Think about it. Every word in the English language is a meager and incomplete attempt at describing something ultimately indescribable. Take the word “happiness,” for instance. It describes a feeling of joy, but truthfully what we feel is far more complicated than the simple, three-syllable word we use to describe it. “Happiness,” and every word for that matter, is an imperfect approximation. We can describe the sky as “blue sky,” but that does nothing to describe the literally infinite shades of color, the congregation of different cloud shapes, each changing into something else every second, or the angle of the sun, similarly changing from moment to moment. We could describe the moment we looked up at the sky for years, and never get close to transferring the trillion subtleties of color, touch, smell, and noise onto page. Language may be the best tool we have to communicate, but it always falls short of sharing “the whole picture” with someone else.


Sometimes, when talking with someone, I’ll feel an odd sense of guilt for no apparent reason, as if I’m knowingly lying to them or doing something wrong. I won’t look them in the eye and it may look like I’m hiding something. I think this is because, unconsciously, I know that everything I say is an approximate truth and thus a falsehood, even if it is my goal to most accurately transfer the truth from my mouth to their ear. So maybe instead of writing half-baked opinions and adding to the heaping piles of Internet drivel, it’s better to write nothing at all.


In the end, that’s probably not true.
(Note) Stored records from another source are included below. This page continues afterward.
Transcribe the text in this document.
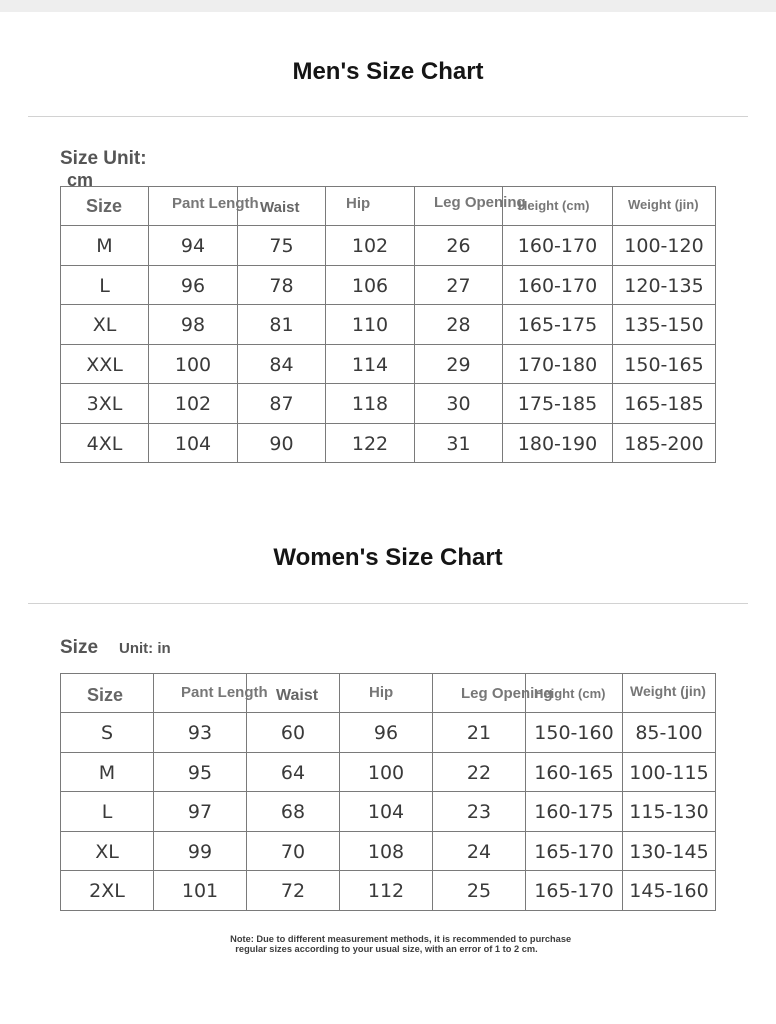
Men's Size Chart
Size Unit:
cm
Size	Pant Length	Waist	Hip	Leg Opening	Height (cm)	Weight (jin)

M	94	75	102	26	160-170	100-120
L	96	78	106	27	160-170	120-135
XL	98	81	110	28	165-175	135-150
XXL	100	84	114	29	170-180	150-165
3XL	102	87	118	30	175-185	165-185
4XL	104	90	122	31	180-190	185-200
Women's Size Chart
Size Unit: in
Size	Pant Length	Waist	Hip	Leg Opening	Height (cm)	Weight (jin)

S	93	60	96	21	150-160	85-100
M	95	64	100	22	160-165	100-115
L	97	68	104	23	160-175	115-130
XL	99	70	108	24	165-170	130-145
2XL	101	72	112	25	165-170	145-160
Note: Due to different measurement methods, it is recommended to purchase
regular sizes according to your usual size, with an error of 1 to 2 cm.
Even though the act of writing and of thinking may seem like it gets you further away from your subject — as it takes you down the disorienting Wikipedia wormholes of limitless information — it’s likely that you’ll come out the other side a more knowing person, aided by the act writing, even if thoughts must be written in a fog of uncertainty.


This is why I so respect one of the first essayists, the French writer Montaigne. His thoughts are not emboldened with conviction, but festooned with doubt. And somehow he was able to use his doubt as a source of creative energy. Doubt was his reason to write. Doubt, after all, unlike simple-minded faith, requires that we try to paint the complexity of ourselves with a painstaking diligence, so that the skies of our mind are not merely “blue,” but colored, to the best of our abilities and with our feeble palette of English words, with its thousands of subtleties and shades.


I suppose I’d like for this entry to be a declaration that I’ll force myself to write again, so as to reclaim the weekly fulfillment that comes with the expression of a (foggy) idea, but as one who, as stated above, starts things more than he finishes, I’ll spare the reader the excited and hopeful tone, as it’s probably safer to think of this entry as a nighttime “leg kick” — just a jerky sign of life — from a blog that’s fallen into a deep sleep.